In cucina cruda la domanda non si pone nemmeno: non ci sono né farina né lievitazione, quindi nessun glutine. Ciò che sostituisce la rete glutinica è un agente gelificante - qui la chia ammollata - abbinato a una materia vegetale densa come la patata dolce, che dà corpo. L'essiccazione fa il resto del lavoro facendo evaporare l'acqua finché l'impasto non si regge da solo. Il principio si adatta ad altre basi: zucchina, carota, cavolfiore, con lino macinato al posto della chia.
Come posso conservare l'impasto per pizza crudo?
Una volta essiccata, la base si conserva diversi giorni in un contenitore ermetico a temperatura ambiente, a condizione che sia ben asciutta - la minima umidità residua la fa ammuffire. Se è ancora morbida, conservatela piuttosto in frigorifero e non oltre due o tre giorni. L'impasto crudo non essiccato, invece, non si conserva: continua a ossidarsi e perde tenuta. Preparatelo e stendetelo subito.
Quale farina senza glutine per l'impasto della pizza?
Se restate nella cucina cruda, la «farina» più vicina è il grano saraceno germogliato e poi essiccato, macinato in polvere: dà corpo e un sapore di cereale senza mai essere cotto. La farina di lino e la polpa di frutta a guscio essiccata svolgono lo stesso ruolo. In cottura classica, le farine di riso, saraceno e castagne si usano in miscela, con psillio a compensare l'assenza di glutine.
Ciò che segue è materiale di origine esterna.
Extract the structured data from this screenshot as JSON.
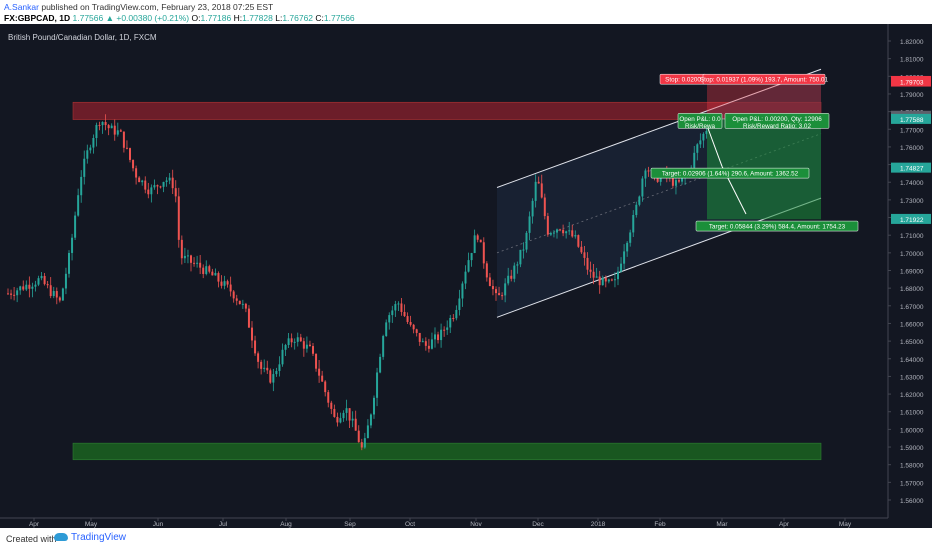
{
  "header": {
    "author": "A.Sankar",
    "published_text": "published on TradingView.com, February 23, 2018 07:25 EST",
    "symbol": "FX:GBPCAD, 1D",
    "change": "1.77566 ▲ +0.00380 (+0.21%)",
    "o_label": "O:",
    "o_value": "1.77186",
    "h_label": "H:",
    "h_value": "1.77828",
    "l_label": "L:",
    "l_value": "1.76762",
    "c_label": "C:",
    "c_value": "1.77566"
  },
  "legend": {
    "title": "British Pound/Canadian Dollar, 1D, FXCM"
  },
  "price_axis": {
    "ticks": [
      "1.82000",
      "1.81000",
      "1.80000",
      "1.79000",
      "1.78000",
      "1.77000",
      "1.76000",
      "1.75000",
      "1.74000",
      "1.73000",
      "1.72000",
      "1.71000",
      "1.70000",
      "1.69000",
      "1.68000",
      "1.67000",
      "1.66000",
      "1.65000",
      "1.64000",
      "1.63000",
      "1.62000",
      "1.61000",
      "1.60000",
      "1.59000",
      "1.58000",
      "1.57000",
      "1.56000"
    ],
    "tick_values": [
      1.82,
      1.81,
      1.8,
      1.79,
      1.78,
      1.77,
      1.76,
      1.75,
      1.74,
      1.73,
      1.72,
      1.71,
      1.7,
      1.69,
      1.68,
      1.67,
      1.66,
      1.65,
      1.64,
      1.63,
      1.62,
      1.61,
      1.6,
      1.59,
      1.58,
      1.57,
      1.56
    ],
    "badges": [
      {
        "text": "1.79737",
        "value": 1.79737,
        "color": "#f23645"
      },
      {
        "text": "1.79703",
        "value": 1.79703,
        "color": "#f23645"
      },
      {
        "text": "1.77766",
        "value": 1.77766,
        "color": "#5d606b"
      },
      {
        "text": "1.77733",
        "value": 1.77733,
        "color": "#5d606b"
      },
      {
        "text": "1.77588",
        "value": 1.77588,
        "color": "#26a69a"
      },
      {
        "text": "1.74827",
        "value": 1.74827,
        "color": "#26a69a"
      },
      {
        "text": "1.71922",
        "value": 1.71922,
        "color": "#26a69a"
      }
    ]
  },
  "time_axis": {
    "labels": [
      "Apr",
      "May",
      "Jun",
      "Jul",
      "Aug",
      "Sep",
      "Oct",
      "Nov",
      "Dec",
      "2018",
      "Feb",
      "Mar",
      "Apr",
      "May"
    ]
  },
  "annotations": {
    "stop_a": "Stop: 0.0200",
    "stop_b": "Stop: 0.01937 (1.09%) 193.7, Amount: 750.01",
    "open_a_line1": "Open P&L: 0.0",
    "open_a_line2": "Risk/Rewa",
    "open_b_line1": "Open P&L: 0.00200, Qty: 12906",
    "open_b_line2": "Risk/Reward Ratio: 3.02",
    "target_a": "Target: 0.02906 (1.64%) 290.6, Amount: 1362.52",
    "target_b": "Target: 0.05844 (3.29%) 584.4, Amount: 1754.23"
  },
  "colors": {
    "background": "#131722",
    "up_candle": "#26a69a",
    "down_candle": "#ef5350",
    "resistance_zone": "#7d1f2a",
    "support_zone": "#1b5e20",
    "channel": "#e0e3eb"
  },
  "footer": {
    "created_with": "Created with",
    "brand": "TradingView"
  }
}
In questa ricetta non interviene alcuna farina: la struttura viene dalla chia e dalla patata dolce.
Come si fa lievitare un impasto senza glutine?
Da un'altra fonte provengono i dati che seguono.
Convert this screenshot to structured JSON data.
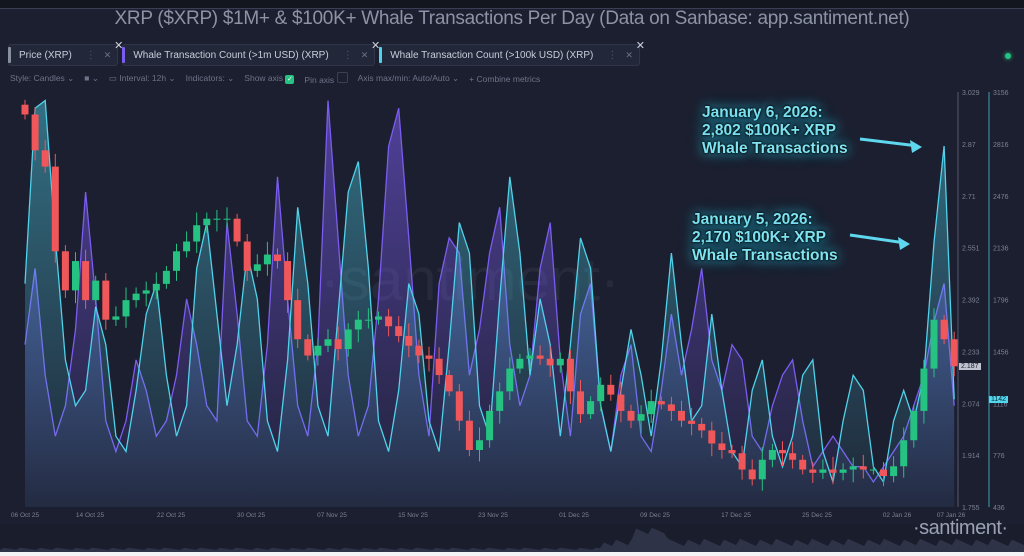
{
  "title": "XRP ($XRP) $1M+ & $100K+ Whale Transactions Per Day (Data on Sanbase: app.santiment.net)",
  "tabs": [
    {
      "label": "Price (XRP)",
      "color": "#8a8f9f"
    },
    {
      "label": "Whale Transaction Count (>1m USD) (XRP)",
      "color": "#7b5cf0"
    },
    {
      "label": "Whale Transaction Count (>100k USD) (XRP)",
      "color": "#4fd2ea"
    }
  ],
  "toolbar": {
    "style": "Style: Candles",
    "interval": "Interval: 12h",
    "indicators": "Indicators:",
    "show_axis": "Show axis",
    "pin_axis": "Pin axis",
    "axis_maxmin": "Axis max/min: Auto/Auto",
    "combine": "+ Combine metrics"
  },
  "annotations": [
    {
      "lines": [
        "January 6, 2026:",
        "2,802 $100K+ XRP",
        "Whale Transactions"
      ]
    },
    {
      "lines": [
        "January 5, 2026:",
        "2,170 $100K+ XRP",
        "Whale Transactions"
      ]
    }
  ],
  "logo": "·santiment·",
  "colors": {
    "up": "#26c281",
    "down": "#f0575a",
    "whale_1m": "#7b5cf0",
    "whale_100k": "#4fd2ea",
    "background": "#1c1f2f"
  },
  "chart_data": {
    "type": "line",
    "price_axis": {
      "ticks": [
        "3.029",
        "2.87",
        "2.71",
        "2.551",
        "2.392",
        "2.233",
        "2.074",
        "1.914",
        "1.755"
      ],
      "range": [
        1.755,
        3.029
      ],
      "current": "2.187"
    },
    "count_axis": {
      "ticks": [
        "3156",
        "2816",
        "2476",
        "2136",
        "1796",
        "1456",
        "1116",
        "776",
        "436"
      ],
      "range": [
        436,
        3156
      ],
      "current": "1142"
    },
    "x_ticks": [
      "06 Oct 25",
      "14 Oct 25",
      "22 Oct 25",
      "30 Oct 25",
      "07 Nov 25",
      "15 Nov 25",
      "23 Nov 25",
      "01 Dec 25",
      "09 Dec 25",
      "17 Dec 25",
      "25 Dec 25",
      "02 Jan 26",
      "07 Jan 26"
    ],
    "x_start": "2025-10-06",
    "x_end": "2026-01-07",
    "price_close": [
      2.96,
      2.85,
      2.8,
      2.54,
      2.42,
      2.51,
      2.39,
      2.45,
      2.33,
      2.34,
      2.39,
      2.41,
      2.42,
      2.44,
      2.48,
      2.54,
      2.57,
      2.62,
      2.64,
      2.64,
      2.64,
      2.57,
      2.48,
      2.5,
      2.53,
      2.51,
      2.39,
      2.27,
      2.22,
      2.25,
      2.27,
      2.24,
      2.3,
      2.33,
      2.33,
      2.34,
      2.31,
      2.28,
      2.25,
      2.22,
      2.21,
      2.16,
      2.11,
      2.02,
      1.93,
      1.96,
      2.05,
      2.11,
      2.18,
      2.21,
      2.22,
      2.21,
      2.19,
      2.21,
      2.11,
      2.04,
      2.08,
      2.13,
      2.1,
      2.05,
      2.02,
      2.04,
      2.08,
      2.07,
      2.05,
      2.02,
      2.01,
      1.99,
      1.95,
      1.93,
      1.92,
      1.87,
      1.84,
      1.9,
      1.93,
      1.92,
      1.9,
      1.87,
      1.86,
      1.87,
      1.86,
      1.87,
      1.88,
      1.87,
      1.87,
      1.85,
      1.88,
      1.96,
      2.05,
      2.18,
      2.33,
      2.27,
      2.187
    ],
    "series": [
      {
        "name": "Whale Transaction Count (>100k USD) (XRP)",
        "values": [
          1900,
          3050,
          3100,
          2200,
          1400,
          1100,
          1200,
          1750,
          1500,
          900,
          800,
          1200,
          1700,
          1900,
          1300,
          900,
          1100,
          2000,
          2300,
          1700,
          1100,
          1500,
          2100,
          1800,
          1000,
          800,
          1400,
          2400,
          1900,
          1100,
          900,
          1700,
          2500,
          2700,
          2000,
          1000,
          800,
          1200,
          1900,
          1700,
          1000,
          800,
          1500,
          2300,
          2100,
          1100,
          900,
          1800,
          2600,
          2100,
          1300,
          1800,
          1500,
          900,
          1500,
          2200,
          2000,
          1100,
          800,
          1200,
          1600,
          1300,
          900,
          1400,
          2100,
          1500,
          1000,
          1100,
          1700,
          1200,
          800,
          700,
          1200,
          1400,
          900,
          700,
          900,
          1300,
          1400,
          800,
          600,
          1000,
          1300,
          1200,
          700,
          600,
          1000,
          1200,
          1000,
          1300,
          2170,
          2802,
          1142
        ]
      },
      {
        "name": "Whale Transaction Count (>1m USD) (XRP)",
        "values": [
          1500,
          2000,
          1300,
          900,
          1100,
          1600,
          2500,
          1800,
          1000,
          800,
          1000,
          1400,
          1200,
          900,
          1000,
          1300,
          1800,
          1500,
          1100,
          1000,
          2300,
          1700,
          1000,
          900,
          1500,
          2600,
          1800,
          1100,
          900,
          1500,
          3100,
          2200,
          1300,
          900,
          1100,
          1800,
          2800,
          3050,
          2200,
          1300,
          900,
          1900,
          2200,
          2100,
          1300,
          1600,
          2100,
          2400,
          1500,
          1100,
          1300,
          2000,
          2300,
          1400,
          900,
          1700,
          1900,
          1100,
          800,
          1300,
          1500,
          900,
          800,
          1200,
          1700,
          1300,
          1600,
          2000,
          1400,
          1200,
          1500,
          1400,
          900,
          800,
          1100,
          1300,
          1400,
          1000,
          700,
          800,
          900,
          800,
          700,
          700,
          600,
          700,
          800,
          900,
          1100,
          1300,
          1650,
          1900,
          1100
        ]
      }
    ],
    "grid": false
  }
}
In cucina cruda un impasto non lievita e non deve farlo: la sua tenuta viene dall'essiccazione, non dal gas. In pasticceria classica senza glutine la lievitazione esiste ma resta più modesta, perché non c'è una rete elastica che trattenga le bolle; la si sostiene con psillio o gomma, un impasto più idratato e un riposo più lungo. Non cercate lo stesso volume della farina di frumento, restereste delusi.